Le temps de la Torah est le fruit d’une sage coopération entre D.ieu et les hommes. D.ieu a fixé le cycle naturel du temps, l’alternance de la nuit et du jour, la célébration du Chabbath le septième jour de la semaine ; l’homme détermine les nouveaux mois, et donc les jours dans lesquelles tomberont les fêtes. La sainteté du temps procède précisément de cette dialectique entre le temps fixé par l’Eternel et le temps fixé par l’homme.
Le traité Brakhot étudié ces derniers jours dans le cadre du Daf Hayomi souligne précisément cette articulation entre le temps divin et le temps humain.

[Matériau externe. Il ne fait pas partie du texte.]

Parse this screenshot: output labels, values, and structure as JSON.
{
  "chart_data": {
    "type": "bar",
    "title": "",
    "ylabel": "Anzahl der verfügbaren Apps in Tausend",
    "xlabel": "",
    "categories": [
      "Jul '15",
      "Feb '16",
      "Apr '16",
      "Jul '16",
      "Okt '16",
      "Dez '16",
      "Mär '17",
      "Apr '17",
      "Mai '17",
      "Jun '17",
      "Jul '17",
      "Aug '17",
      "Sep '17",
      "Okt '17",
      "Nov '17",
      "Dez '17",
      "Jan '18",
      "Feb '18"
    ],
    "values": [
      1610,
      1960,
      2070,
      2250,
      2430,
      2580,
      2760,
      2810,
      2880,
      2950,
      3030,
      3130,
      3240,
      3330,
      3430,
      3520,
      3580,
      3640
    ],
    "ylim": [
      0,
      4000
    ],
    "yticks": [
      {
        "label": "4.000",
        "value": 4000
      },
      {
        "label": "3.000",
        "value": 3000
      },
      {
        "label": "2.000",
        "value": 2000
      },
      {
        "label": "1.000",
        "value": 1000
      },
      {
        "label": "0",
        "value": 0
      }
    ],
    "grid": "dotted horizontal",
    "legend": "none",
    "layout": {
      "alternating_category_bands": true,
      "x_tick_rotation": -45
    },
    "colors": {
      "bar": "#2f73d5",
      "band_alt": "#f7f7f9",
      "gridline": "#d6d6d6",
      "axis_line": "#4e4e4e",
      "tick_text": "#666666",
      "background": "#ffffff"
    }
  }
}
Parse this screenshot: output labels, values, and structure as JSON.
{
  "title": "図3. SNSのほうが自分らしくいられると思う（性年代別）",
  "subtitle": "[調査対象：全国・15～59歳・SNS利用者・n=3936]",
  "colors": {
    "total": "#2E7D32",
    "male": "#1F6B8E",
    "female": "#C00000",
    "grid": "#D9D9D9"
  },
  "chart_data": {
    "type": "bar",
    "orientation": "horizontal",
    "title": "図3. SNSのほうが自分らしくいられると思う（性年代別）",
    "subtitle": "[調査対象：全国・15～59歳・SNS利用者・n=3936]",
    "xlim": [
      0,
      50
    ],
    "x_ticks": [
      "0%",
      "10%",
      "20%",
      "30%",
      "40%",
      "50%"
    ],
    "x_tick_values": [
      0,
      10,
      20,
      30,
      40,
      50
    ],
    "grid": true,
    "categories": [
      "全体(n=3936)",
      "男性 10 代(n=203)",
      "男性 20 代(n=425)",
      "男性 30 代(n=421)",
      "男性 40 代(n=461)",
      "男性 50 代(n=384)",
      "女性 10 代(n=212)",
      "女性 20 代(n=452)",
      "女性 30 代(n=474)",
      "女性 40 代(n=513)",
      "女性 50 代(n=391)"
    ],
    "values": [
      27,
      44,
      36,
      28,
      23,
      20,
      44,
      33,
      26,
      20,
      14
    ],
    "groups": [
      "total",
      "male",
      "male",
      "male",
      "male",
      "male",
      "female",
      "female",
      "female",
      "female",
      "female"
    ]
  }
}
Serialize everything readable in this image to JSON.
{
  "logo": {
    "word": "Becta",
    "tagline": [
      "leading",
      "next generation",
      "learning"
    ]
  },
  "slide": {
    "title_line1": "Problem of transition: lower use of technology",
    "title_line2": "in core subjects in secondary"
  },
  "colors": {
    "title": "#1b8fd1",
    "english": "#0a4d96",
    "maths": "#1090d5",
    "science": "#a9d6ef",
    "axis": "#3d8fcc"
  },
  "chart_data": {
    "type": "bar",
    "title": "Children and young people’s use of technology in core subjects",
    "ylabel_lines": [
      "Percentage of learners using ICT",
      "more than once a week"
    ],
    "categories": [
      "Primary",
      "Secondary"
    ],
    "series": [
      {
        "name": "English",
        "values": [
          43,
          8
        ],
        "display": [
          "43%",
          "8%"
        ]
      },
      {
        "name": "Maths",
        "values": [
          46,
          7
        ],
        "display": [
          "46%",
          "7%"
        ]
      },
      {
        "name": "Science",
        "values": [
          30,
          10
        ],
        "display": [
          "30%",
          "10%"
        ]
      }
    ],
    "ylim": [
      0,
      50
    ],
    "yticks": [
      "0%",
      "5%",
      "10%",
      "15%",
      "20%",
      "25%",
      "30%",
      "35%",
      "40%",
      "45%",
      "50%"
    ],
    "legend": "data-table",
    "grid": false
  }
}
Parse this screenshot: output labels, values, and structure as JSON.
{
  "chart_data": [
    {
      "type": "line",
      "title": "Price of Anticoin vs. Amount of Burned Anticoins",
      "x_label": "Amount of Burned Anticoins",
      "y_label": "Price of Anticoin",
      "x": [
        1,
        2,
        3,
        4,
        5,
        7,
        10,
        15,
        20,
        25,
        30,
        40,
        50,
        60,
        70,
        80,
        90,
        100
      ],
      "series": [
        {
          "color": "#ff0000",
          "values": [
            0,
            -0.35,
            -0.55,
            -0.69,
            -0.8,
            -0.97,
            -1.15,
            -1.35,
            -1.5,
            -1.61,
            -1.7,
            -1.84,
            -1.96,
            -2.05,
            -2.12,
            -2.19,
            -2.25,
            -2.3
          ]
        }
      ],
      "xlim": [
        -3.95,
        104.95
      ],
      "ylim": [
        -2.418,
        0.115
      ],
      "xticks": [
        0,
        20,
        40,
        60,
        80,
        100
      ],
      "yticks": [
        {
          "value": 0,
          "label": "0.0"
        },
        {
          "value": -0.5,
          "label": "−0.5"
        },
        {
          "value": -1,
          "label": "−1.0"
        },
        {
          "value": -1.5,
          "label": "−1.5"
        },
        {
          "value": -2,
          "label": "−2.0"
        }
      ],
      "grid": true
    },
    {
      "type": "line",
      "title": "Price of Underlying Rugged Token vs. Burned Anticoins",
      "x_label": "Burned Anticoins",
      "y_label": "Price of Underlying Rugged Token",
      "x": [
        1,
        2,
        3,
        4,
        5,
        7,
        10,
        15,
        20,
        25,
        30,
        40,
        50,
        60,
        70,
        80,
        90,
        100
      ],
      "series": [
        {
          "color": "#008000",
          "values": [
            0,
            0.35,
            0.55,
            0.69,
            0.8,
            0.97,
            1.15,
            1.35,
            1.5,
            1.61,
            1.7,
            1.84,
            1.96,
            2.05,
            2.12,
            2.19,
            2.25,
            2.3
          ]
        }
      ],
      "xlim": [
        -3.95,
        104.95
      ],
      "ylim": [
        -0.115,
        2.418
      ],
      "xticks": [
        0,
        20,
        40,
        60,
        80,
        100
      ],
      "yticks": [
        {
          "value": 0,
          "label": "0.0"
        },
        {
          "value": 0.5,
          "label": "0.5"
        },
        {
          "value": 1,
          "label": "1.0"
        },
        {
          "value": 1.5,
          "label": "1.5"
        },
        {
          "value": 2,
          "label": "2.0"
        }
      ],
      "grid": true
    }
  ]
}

En effet, l’Eternel a ordonné aux hommes certaines obligations comme réciter le Chéma’ chaque jour, mais c’est l’homme qui décide du temps propice pour accomplir cette Mitsva.
A travers cette première législation relative au calendrier, la Torah pose donc d’emblée l’enjeu essentiel de la foi juive : la double fidélité demandée aux enfants d’Israël envers la Torah écrite donnée directement par D.ieu d’une part et la Torah orale fixée par les Sages d’autres part. La sainteté à laquelle les hommes peuvent aspirer sur terre procède de cette double allégeance : à la parole de D.ieu et à la parole des Sages.
Puisse l’Eternel nous permettre de nous servir de notre cœur pour Le servir de la plus belle manière, en approfondissant les merveilleuses capacités dont Il nous a dotés. Un cœur pur, raffiné au contact de la Torah et des paroles des Sages, soucieux d’accomplir la volonté du Maître du monde, sera notre meilleure boussole pour comprendre comment nous diriger dans la vie, et comment faire du temps qui s’écoule le lieu d’une sanctification de l’Eternel.